I should mention that, in RAID 5/6 and RAID-Z1/2/3, the RAID controller (be it hardware or software) does not actually dedicate some portion of the drives to user data and the remainder to parity data. This sort of configuration was employed in RAID 4, but having all the parity information for the whole array reside on a single disk created contention for access to that disk. The solution was to stager the parity data across all the disks in the array, in a sort of barber pole fashion. For the sake of making visualization and discussion easier, I will still refer to "data drives" and "parity drives", but this distinction is purely conceptual (and a lot quicker than saying "one drive's worth of parity data").

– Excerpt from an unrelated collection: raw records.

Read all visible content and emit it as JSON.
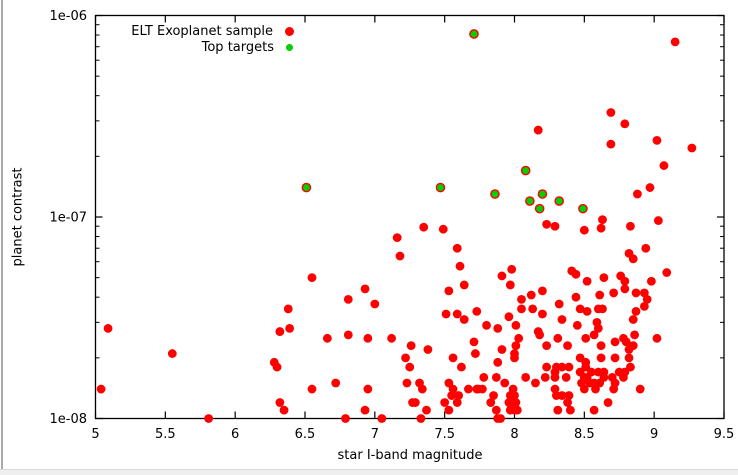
{
  "window": {
    "background": "#ffffff",
    "left_border_color": "#a9a9a9",
    "bottom_strip_color": "#efeff0"
  },
  "chart_data": {
    "type": "scatter",
    "title": "",
    "xlabel": "star I-band magnitude",
    "ylabel": "planet contrast",
    "x_scale": "linear",
    "y_scale": "log",
    "xlim": [
      5,
      9.5
    ],
    "ylim": [
      1e-08,
      1e-06
    ],
    "grid": false,
    "legend_position": "top-left-inside",
    "x_ticks": {
      "values": [
        5,
        5.5,
        6,
        6.5,
        7,
        7.5,
        8,
        8.5,
        9,
        9.5
      ],
      "labels": [
        "5",
        "5.5",
        "6",
        "6.5",
        "7",
        "7.5",
        "8",
        "8.5",
        "9",
        "9.5"
      ]
    },
    "y_ticks": {
      "values": [
        1e-08,
        1e-07,
        1e-06
      ],
      "labels": [
        "1e-08",
        "1e-07",
        "1e-06"
      ]
    },
    "y_minor_per_decade": [
      2,
      3,
      4,
      5,
      6,
      7,
      8,
      9
    ],
    "frame_color": "#000000",
    "series": [
      {
        "name": "ELT Exoplanet sample",
        "color": "#ff0000",
        "marker": "filled-circle",
        "points": [
          [
            5.09,
            2.8e-08
          ],
          [
            5.55,
            2.1e-08
          ],
          [
            5.04,
            1.4e-08
          ],
          [
            5.81,
            1e-08
          ],
          [
            6.28,
            1.9e-08
          ],
          [
            6.3,
            1.8e-08
          ],
          [
            6.32,
            2.7e-08
          ],
          [
            6.38,
            3.5e-08
          ],
          [
            6.39,
            2.8e-08
          ],
          [
            6.55,
            5e-08
          ],
          [
            6.55,
            1.4e-08
          ],
          [
            6.32,
            1.2e-08
          ],
          [
            6.35,
            1.1e-08
          ],
          [
            6.66,
            2.5e-08
          ],
          [
            6.72,
            1.5e-08
          ],
          [
            6.81,
            3.9e-08
          ],
          [
            6.81,
            2.6e-08
          ],
          [
            6.79,
            1e-08
          ],
          [
            6.93,
            4.4e-08
          ],
          [
            6.93,
            1.1e-08
          ],
          [
            6.95,
            2.5e-08
          ],
          [
            8.17,
            2.7e-07
          ],
          [
            8.69,
            3.3e-07
          ],
          [
            8.79,
            2.9e-07
          ],
          [
            8.69,
            2.3e-07
          ],
          [
            9.02,
            2.4e-07
          ],
          [
            9.27,
            2.2e-07
          ],
          [
            9.07,
            1.8e-07
          ],
          [
            8.88,
            1.3e-07
          ],
          [
            8.97,
            1.4e-07
          ],
          [
            9.03,
            9.6e-08
          ],
          [
            8.83,
            9e-08
          ],
          [
            8.63,
            9.7e-08
          ],
          [
            8.62,
            8.8e-08
          ],
          [
            8.5,
            8.6e-08
          ],
          [
            8.23,
            9.2e-08
          ],
          [
            8.29,
            9e-08
          ],
          [
            9.15,
            7.4e-07
          ],
          [
            7.35,
            8.9e-08
          ],
          [
            7.49,
            8.7e-08
          ],
          [
            7.16,
            7.9e-08
          ],
          [
            7.18,
            6.4e-08
          ],
          [
            7.59,
            7e-08
          ],
          [
            7.61,
            5.7e-08
          ],
          [
            7.64,
            4.6e-08
          ],
          [
            7.53,
            4.3e-08
          ],
          [
            7.0,
            3.7e-08
          ],
          [
            7.51,
            3.3e-08
          ],
          [
            7.59,
            3.3e-08
          ],
          [
            7.64,
            3.1e-08
          ],
          [
            7.73,
            3.4e-08
          ],
          [
            7.91,
            5.1e-08
          ],
          [
            7.98,
            5.5e-08
          ],
          [
            7.97,
            4.6e-08
          ],
          [
            8.05,
            3.9e-08
          ],
          [
            8.05,
            3.5e-08
          ],
          [
            8.12,
            4.1e-08
          ],
          [
            8.13,
            3.5e-08
          ],
          [
            8.2,
            4.3e-08
          ],
          [
            8.2,
            3.3e-08
          ],
          [
            7.8,
            2.9e-08
          ],
          [
            7.88,
            2.8e-08
          ],
          [
            7.96,
            3.2e-08
          ],
          [
            8.01,
            2.9e-08
          ],
          [
            8.03,
            2.5e-08
          ],
          [
            8.17,
            2.7e-08
          ],
          [
            8.18,
            2.6e-08
          ],
          [
            7.12,
            2.5e-08
          ],
          [
            7.26,
            2.3e-08
          ],
          [
            7.38,
            2.2e-08
          ],
          [
            7.71,
            2.4e-08
          ],
          [
            7.72,
            2.1e-08
          ],
          [
            7.91,
            2.2e-08
          ],
          [
            8.01,
            2.3e-08
          ],
          [
            8.23,
            2.3e-08
          ],
          [
            8.0,
            2.1e-08
          ],
          [
            8.94,
            7e-08
          ],
          [
            8.82,
            6.6e-08
          ],
          [
            8.85,
            6.2e-08
          ],
          [
            8.41,
            5.4e-08
          ],
          [
            8.44,
            5.2e-08
          ],
          [
            8.52,
            4.8e-08
          ],
          [
            8.64,
            5e-08
          ],
          [
            8.76,
            5.1e-08
          ],
          [
            8.79,
            4.8e-08
          ],
          [
            9.09,
            5.3e-08
          ],
          [
            8.98,
            4.8e-08
          ],
          [
            8.79,
            4.4e-08
          ],
          [
            8.71,
            4.2e-08
          ],
          [
            8.61,
            4.1e-08
          ],
          [
            8.44,
            4e-08
          ],
          [
            8.32,
            3.7e-08
          ],
          [
            8.87,
            4.2e-08
          ],
          [
            8.93,
            4.2e-08
          ],
          [
            8.95,
            3.9e-08
          ],
          [
            8.47,
            3.5e-08
          ],
          [
            8.52,
            3.4e-08
          ],
          [
            8.6,
            3.5e-08
          ],
          [
            8.63,
            3.5e-08
          ],
          [
            8.93,
            3.6e-08
          ],
          [
            8.87,
            3.4e-08
          ],
          [
            8.85,
            3.1e-08
          ],
          [
            8.34,
            3.1e-08
          ],
          [
            8.45,
            2.9e-08
          ],
          [
            8.59,
            3e-08
          ],
          [
            8.6,
            2.8e-08
          ],
          [
            8.57,
            2.6e-08
          ],
          [
            8.51,
            2.5e-08
          ],
          [
            8.31,
            2.5e-08
          ],
          [
            8.38,
            2.3e-08
          ],
          [
            8.62,
            2.3e-08
          ],
          [
            8.86,
            2.6e-08
          ],
          [
            8.78,
            2.5e-08
          ],
          [
            8.8,
            2.4e-08
          ],
          [
            8.85,
            2.3e-08
          ],
          [
            8.82,
            2.2e-08
          ],
          [
            8.72,
            2.4e-08
          ],
          [
            9.02,
            2.5e-08
          ],
          [
            7.22,
            2e-08
          ],
          [
            7.25,
            1.8e-08
          ],
          [
            7.56,
            2e-08
          ],
          [
            7.62,
            1.8e-08
          ],
          [
            7.88,
            1.9e-08
          ],
          [
            8.0,
            2e-08
          ],
          [
            8.23,
            1.8e-08
          ],
          [
            7.23,
            1.5e-08
          ],
          [
            7.32,
            1.5e-08
          ],
          [
            7.34,
            1.4e-08
          ],
          [
            7.27,
            1.2e-08
          ],
          [
            7.29,
            1.2e-08
          ],
          [
            7.37,
            1.1e-08
          ],
          [
            7.05,
            1e-08
          ],
          [
            7.33,
            1e-08
          ],
          [
            7.53,
            1.5e-08
          ],
          [
            7.55,
            1.3e-08
          ],
          [
            7.56,
            1.4e-08
          ],
          [
            7.78,
            1.6e-08
          ],
          [
            7.87,
            1.6e-08
          ],
          [
            7.93,
            1.5e-08
          ],
          [
            8.08,
            1.6e-08
          ],
          [
            8.15,
            1.5e-08
          ],
          [
            8.22,
            1.6e-08
          ],
          [
            7.67,
            1.4e-08
          ],
          [
            7.73,
            1.4e-08
          ],
          [
            7.74,
            1.4e-08
          ],
          [
            7.77,
            1.4e-08
          ],
          [
            7.99,
            1.4e-08
          ],
          [
            8.0,
            1.3e-08
          ],
          [
            7.97,
            1.3e-08
          ],
          [
            7.98,
            1.3e-08
          ],
          [
            8.01,
            1.2e-08
          ],
          [
            7.96,
            1.2e-08
          ],
          [
            7.99,
            1.2e-08
          ],
          [
            8.02,
            1.1e-08
          ],
          [
            7.97,
            1.1e-08
          ],
          [
            8.0,
            1.1e-08
          ],
          [
            7.83,
            1.2e-08
          ],
          [
            7.85,
            1.3e-08
          ],
          [
            7.87,
            1.1e-08
          ],
          [
            7.9,
            1e-08
          ],
          [
            7.88,
            1e-08
          ],
          [
            7.5,
            1.2e-08
          ],
          [
            7.53,
            1.1e-08
          ],
          [
            7.59,
            1.2e-08
          ],
          [
            7.6,
            1.3e-08
          ],
          [
            6.95,
            1.4e-08
          ],
          [
            8.47,
            2e-08
          ],
          [
            8.51,
            1.9e-08
          ],
          [
            8.62,
            2e-08
          ],
          [
            8.72,
            2e-08
          ],
          [
            8.82,
            2e-08
          ],
          [
            8.79,
            1.7e-08
          ],
          [
            8.75,
            1.7e-08
          ],
          [
            8.83,
            1.8e-08
          ],
          [
            8.34,
            1.8e-08
          ],
          [
            8.39,
            1.8e-08
          ],
          [
            8.3,
            1.8e-08
          ],
          [
            8.29,
            1.7e-08
          ],
          [
            8.37,
            1.6e-08
          ],
          [
            8.47,
            1.7e-08
          ],
          [
            8.51,
            1.8e-08
          ],
          [
            8.55,
            1.7e-08
          ],
          [
            8.6,
            1.7e-08
          ],
          [
            8.64,
            1.7e-08
          ],
          [
            8.5,
            1.6e-08
          ],
          [
            8.48,
            1.5e-08
          ],
          [
            8.52,
            1.6e-08
          ],
          [
            8.57,
            1.5e-08
          ],
          [
            8.54,
            1.5e-08
          ],
          [
            8.5,
            1.4e-08
          ],
          [
            8.58,
            1.4e-08
          ],
          [
            8.61,
            1.5e-08
          ],
          [
            8.64,
            1.6e-08
          ],
          [
            8.7,
            1.6e-08
          ],
          [
            8.72,
            1.5e-08
          ],
          [
            8.71,
            1.4e-08
          ],
          [
            8.78,
            1.6e-08
          ],
          [
            8.29,
            1.6e-08
          ],
          [
            8.29,
            1.4e-08
          ],
          [
            8.3,
            1.3e-08
          ],
          [
            8.34,
            1.3e-08
          ],
          [
            8.39,
            1.3e-08
          ],
          [
            8.38,
            1.2e-08
          ],
          [
            8.31,
            1.1e-08
          ],
          [
            8.4,
            1.1e-08
          ],
          [
            8.57,
            1.1e-08
          ],
          [
            8.67,
            1.2e-08
          ],
          [
            8.9,
            1.4e-08
          ]
        ]
      },
      {
        "name": "Top targets",
        "color": "#00d000",
        "marker": "green-circle-over-red",
        "points": [
          [
            7.71,
            8.1e-07
          ],
          [
            6.51,
            1.4e-07
          ],
          [
            7.47,
            1.4e-07
          ],
          [
            7.86,
            1.3e-07
          ],
          [
            8.08,
            1.7e-07
          ],
          [
            8.11,
            1.2e-07
          ],
          [
            8.2,
            1.3e-07
          ],
          [
            8.18,
            1.1e-07
          ],
          [
            8.32,
            1.2e-07
          ],
          [
            8.49,
            1.1e-07
          ]
        ]
      }
    ]
  }
}
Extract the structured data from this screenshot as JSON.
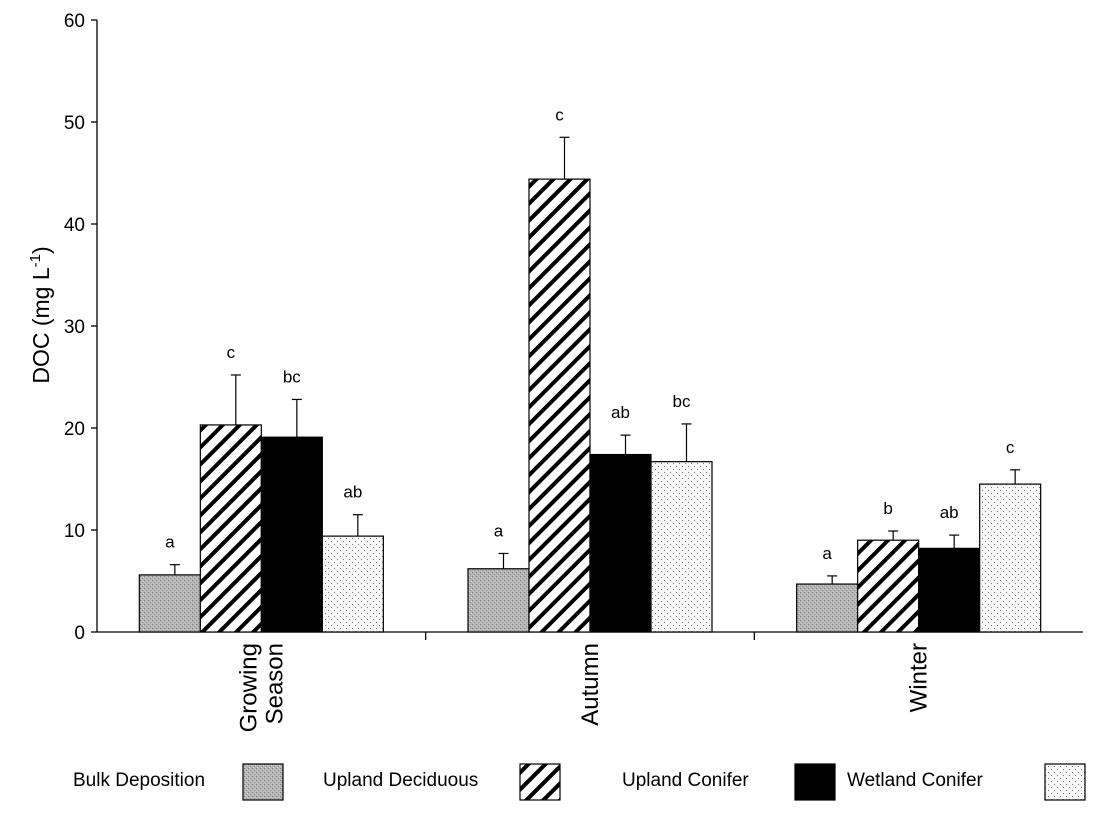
{
  "chart_data": {
    "type": "bar",
    "ylabel": "DOC (mg L",
    "ylabel_superscript": "-1",
    "ylabel_close": ")",
    "ylim": [
      0,
      60
    ],
    "yticks": [
      "0",
      "10",
      "20",
      "30",
      "40",
      "50",
      "60"
    ],
    "categories": [
      [
        "Growing",
        "Season"
      ],
      [
        "Autumn"
      ],
      [
        "Winter"
      ]
    ],
    "grid": false,
    "legend_position": "bottom",
    "series": [
      {
        "name": "Bulk Deposition",
        "pattern": "stipple-gray",
        "values": [
          5.6,
          6.2,
          4.7
        ],
        "errors": [
          1.0,
          1.5,
          0.8
        ],
        "labels": [
          "a",
          "a",
          "a"
        ]
      },
      {
        "name": "Upland Deciduous",
        "pattern": "diagonal-hatch",
        "values": [
          20.3,
          44.4,
          9.0
        ],
        "errors": [
          4.9,
          4.1,
          0.9
        ],
        "labels": [
          "c",
          "c",
          "b"
        ]
      },
      {
        "name": "Upland Conifer",
        "pattern": "solid-black",
        "values": [
          19.1,
          17.4,
          8.2
        ],
        "errors": [
          3.7,
          1.9,
          1.3
        ],
        "labels": [
          "bc",
          "ab",
          "ab"
        ]
      },
      {
        "name": "Wetland Conifer",
        "pattern": "light-dots",
        "values": [
          9.4,
          16.7,
          14.5
        ],
        "errors": [
          2.1,
          3.7,
          1.4
        ],
        "labels": [
          "ab",
          "bc",
          "c"
        ]
      }
    ],
    "colors": {
      "axis": "#000000",
      "stipple": "#a8a8a8",
      "solid": "#000000",
      "dots_bg": "#f4f4f4"
    }
  }
}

My 24 drive configuration will have 2 vdevs: one with 12*8TB drives in RAID-Z3 and one with 12*4TB drives in RAID-Z3. This results in 3 parity drives and 9 data drives in each vdev. Thus, 9 * (individual drive size) will give the unformatted disk space of each vdev: 72TB for the first vdev (with 8TB drives), and 36TB for the second vdev (with 4TB drives) for a total of 104TB. Actual useable disk space depends on many factors and is tough to predict, but I would guess around 100TB useable.
I will run several servers on the machine, most notably, SSH, nginx, and SMB/CIFS. I had considered NFS over SMB/CIFS, but NFS seems like more of a pain that it's worth. SSH will be LAN only for configuration changes that can't be performed via the web GUI, and nginx will host this website.